Billie Eilish shrugs off tank top body-shamers: ‘This is just how I look’
Billie Eilish has a good comeback for bad guys who body shame.
Armed with a healthy helping of body positivity and a good dose of self-confidence, the “Bad Guy” singer is swatting away at internet gnats guilty of cruelly criticizing her newly unveiled curvy frame.
Returning fire to keyboard body-shamers — who, in October, shamelessly picked apart the 18-year-old after she skipped her signature baggy streetwear in favor of a formfitting tank top while running errands in Los Angeles — Eilish smoothly says the nasty reactions to her voluptuousness didn’t come as an offense because she’s comfortable with how she looks.

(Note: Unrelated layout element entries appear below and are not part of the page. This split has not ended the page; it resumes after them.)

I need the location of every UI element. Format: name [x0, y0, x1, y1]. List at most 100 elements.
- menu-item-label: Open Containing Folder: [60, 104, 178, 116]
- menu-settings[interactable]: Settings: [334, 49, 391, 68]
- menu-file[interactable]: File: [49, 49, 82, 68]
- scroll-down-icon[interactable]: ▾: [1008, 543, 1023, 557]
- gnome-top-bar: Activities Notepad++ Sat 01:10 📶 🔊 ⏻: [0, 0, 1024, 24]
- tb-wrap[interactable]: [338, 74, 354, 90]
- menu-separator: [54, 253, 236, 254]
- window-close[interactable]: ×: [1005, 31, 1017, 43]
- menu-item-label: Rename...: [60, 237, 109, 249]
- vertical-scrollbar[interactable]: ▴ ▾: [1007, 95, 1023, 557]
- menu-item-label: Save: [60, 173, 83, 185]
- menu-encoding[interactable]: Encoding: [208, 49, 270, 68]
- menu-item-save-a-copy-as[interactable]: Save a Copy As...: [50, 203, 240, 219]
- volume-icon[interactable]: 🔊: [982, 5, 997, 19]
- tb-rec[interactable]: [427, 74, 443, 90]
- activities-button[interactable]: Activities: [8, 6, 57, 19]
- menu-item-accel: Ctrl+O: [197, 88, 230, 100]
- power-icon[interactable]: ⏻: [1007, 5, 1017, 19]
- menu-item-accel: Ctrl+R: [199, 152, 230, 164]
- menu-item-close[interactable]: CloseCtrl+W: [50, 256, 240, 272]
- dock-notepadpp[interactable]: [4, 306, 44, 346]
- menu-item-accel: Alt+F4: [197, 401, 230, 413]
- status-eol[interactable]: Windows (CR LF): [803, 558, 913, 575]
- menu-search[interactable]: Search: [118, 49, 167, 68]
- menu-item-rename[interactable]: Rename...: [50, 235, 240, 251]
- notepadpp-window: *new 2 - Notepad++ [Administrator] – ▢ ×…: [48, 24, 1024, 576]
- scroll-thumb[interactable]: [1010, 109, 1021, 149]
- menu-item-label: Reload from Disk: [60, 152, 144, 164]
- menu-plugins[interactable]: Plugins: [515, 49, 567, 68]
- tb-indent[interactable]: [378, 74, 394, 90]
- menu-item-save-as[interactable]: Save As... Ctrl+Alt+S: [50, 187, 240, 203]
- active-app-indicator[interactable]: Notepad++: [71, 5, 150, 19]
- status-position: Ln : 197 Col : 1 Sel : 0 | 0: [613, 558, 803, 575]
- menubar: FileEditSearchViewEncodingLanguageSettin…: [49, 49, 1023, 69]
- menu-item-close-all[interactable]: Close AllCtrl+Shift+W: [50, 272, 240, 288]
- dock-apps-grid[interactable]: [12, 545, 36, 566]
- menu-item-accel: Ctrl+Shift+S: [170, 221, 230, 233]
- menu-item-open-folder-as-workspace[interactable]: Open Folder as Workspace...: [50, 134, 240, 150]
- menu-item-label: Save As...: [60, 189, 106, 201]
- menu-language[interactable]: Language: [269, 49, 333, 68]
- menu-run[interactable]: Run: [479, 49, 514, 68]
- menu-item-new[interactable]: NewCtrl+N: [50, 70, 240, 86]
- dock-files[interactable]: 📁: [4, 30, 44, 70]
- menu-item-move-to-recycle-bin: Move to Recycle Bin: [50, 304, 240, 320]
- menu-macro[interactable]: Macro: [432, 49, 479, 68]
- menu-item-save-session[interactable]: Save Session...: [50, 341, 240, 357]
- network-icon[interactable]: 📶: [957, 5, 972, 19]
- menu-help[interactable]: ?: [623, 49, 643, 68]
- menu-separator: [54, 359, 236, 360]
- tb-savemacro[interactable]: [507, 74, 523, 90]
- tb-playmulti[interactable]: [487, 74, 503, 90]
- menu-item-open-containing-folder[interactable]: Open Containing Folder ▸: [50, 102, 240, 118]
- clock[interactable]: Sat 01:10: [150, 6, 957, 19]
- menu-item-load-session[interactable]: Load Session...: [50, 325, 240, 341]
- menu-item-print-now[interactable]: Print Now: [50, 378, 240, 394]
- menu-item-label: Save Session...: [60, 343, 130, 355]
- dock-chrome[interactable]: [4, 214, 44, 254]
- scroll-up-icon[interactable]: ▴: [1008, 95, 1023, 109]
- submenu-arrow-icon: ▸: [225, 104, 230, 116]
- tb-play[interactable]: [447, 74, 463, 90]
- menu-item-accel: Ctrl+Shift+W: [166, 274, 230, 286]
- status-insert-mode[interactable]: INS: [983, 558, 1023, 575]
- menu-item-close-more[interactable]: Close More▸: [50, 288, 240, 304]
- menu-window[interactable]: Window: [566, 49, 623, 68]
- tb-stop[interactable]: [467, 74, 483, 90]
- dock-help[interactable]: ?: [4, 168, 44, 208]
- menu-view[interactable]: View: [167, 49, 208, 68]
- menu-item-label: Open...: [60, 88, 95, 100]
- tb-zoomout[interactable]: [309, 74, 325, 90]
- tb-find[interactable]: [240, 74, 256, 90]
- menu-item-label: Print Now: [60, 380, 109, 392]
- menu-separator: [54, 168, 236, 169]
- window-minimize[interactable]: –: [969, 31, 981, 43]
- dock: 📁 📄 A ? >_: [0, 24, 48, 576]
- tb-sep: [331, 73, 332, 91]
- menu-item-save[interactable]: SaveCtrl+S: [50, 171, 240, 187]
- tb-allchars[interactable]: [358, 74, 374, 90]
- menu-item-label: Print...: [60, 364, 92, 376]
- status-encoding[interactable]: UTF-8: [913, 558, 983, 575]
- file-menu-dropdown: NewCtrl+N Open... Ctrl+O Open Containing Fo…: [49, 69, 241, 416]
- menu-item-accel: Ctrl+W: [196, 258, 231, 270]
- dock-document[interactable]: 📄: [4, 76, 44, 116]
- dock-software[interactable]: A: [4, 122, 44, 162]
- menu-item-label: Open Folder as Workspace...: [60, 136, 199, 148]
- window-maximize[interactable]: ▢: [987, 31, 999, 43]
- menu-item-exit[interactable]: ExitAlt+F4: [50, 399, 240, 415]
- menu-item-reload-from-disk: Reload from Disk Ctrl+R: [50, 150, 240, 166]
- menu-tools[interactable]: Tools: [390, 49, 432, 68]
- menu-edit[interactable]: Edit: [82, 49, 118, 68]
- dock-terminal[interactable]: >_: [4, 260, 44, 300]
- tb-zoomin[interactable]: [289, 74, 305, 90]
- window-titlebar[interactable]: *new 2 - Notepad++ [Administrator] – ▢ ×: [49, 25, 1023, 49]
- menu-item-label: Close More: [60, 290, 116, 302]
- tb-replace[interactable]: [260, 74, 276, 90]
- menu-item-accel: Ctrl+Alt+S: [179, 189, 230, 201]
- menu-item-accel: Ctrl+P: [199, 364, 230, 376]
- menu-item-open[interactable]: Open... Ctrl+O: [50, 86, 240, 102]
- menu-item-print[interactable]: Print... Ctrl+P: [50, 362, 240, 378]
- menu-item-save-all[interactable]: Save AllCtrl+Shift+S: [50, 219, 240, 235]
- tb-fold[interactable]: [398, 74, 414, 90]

“There’s this picture of me, like, running from my car to my brother’s front door — on like, a 110-degree day, in a tank top,” the “Don’t Smile at Me” singer explained to Vanity Fair in the fourth edition of her “time capsule” video interview series.
“And everyone’s like, ‘Damn, Billie got fat!'” she said, mocking her haters. “And I’m like, ‘Nope, this is just how I look! You’ve just never seen it before!'”
Shrugging off the shade from her digital detractors with an apathetic, “whatever,” Eilish — who posted a TikTok from YouTuber Chizi Duru, encouraging Instagram followers “to start normalizing real bodies,” the same week the tank top photo was published — went on to say she wants her messaging on body image to help fans feel “comfortable” in their own skin.
“I love having kids relate to me and tell me that I make them feel comfortable in their bodies,” she said. “If I can do anything, I wanna do that.”
An unabashed soldier in the war against body-shaming, a typically covered-up Eilish stripped down to her bra during a performance at Miami’s American Airlines Arena in March, protesting the impossible beauty standards forced upon women in the music industry — and the online body shaming that comes with it.
Eilish, alongside fellow female powerhouses Dua Lipa, Taylor Swift and Beyoncé, is up for several Grammys in 2021, with nods for Record of the Year, Song of the Year and Best Pop Solo Performance.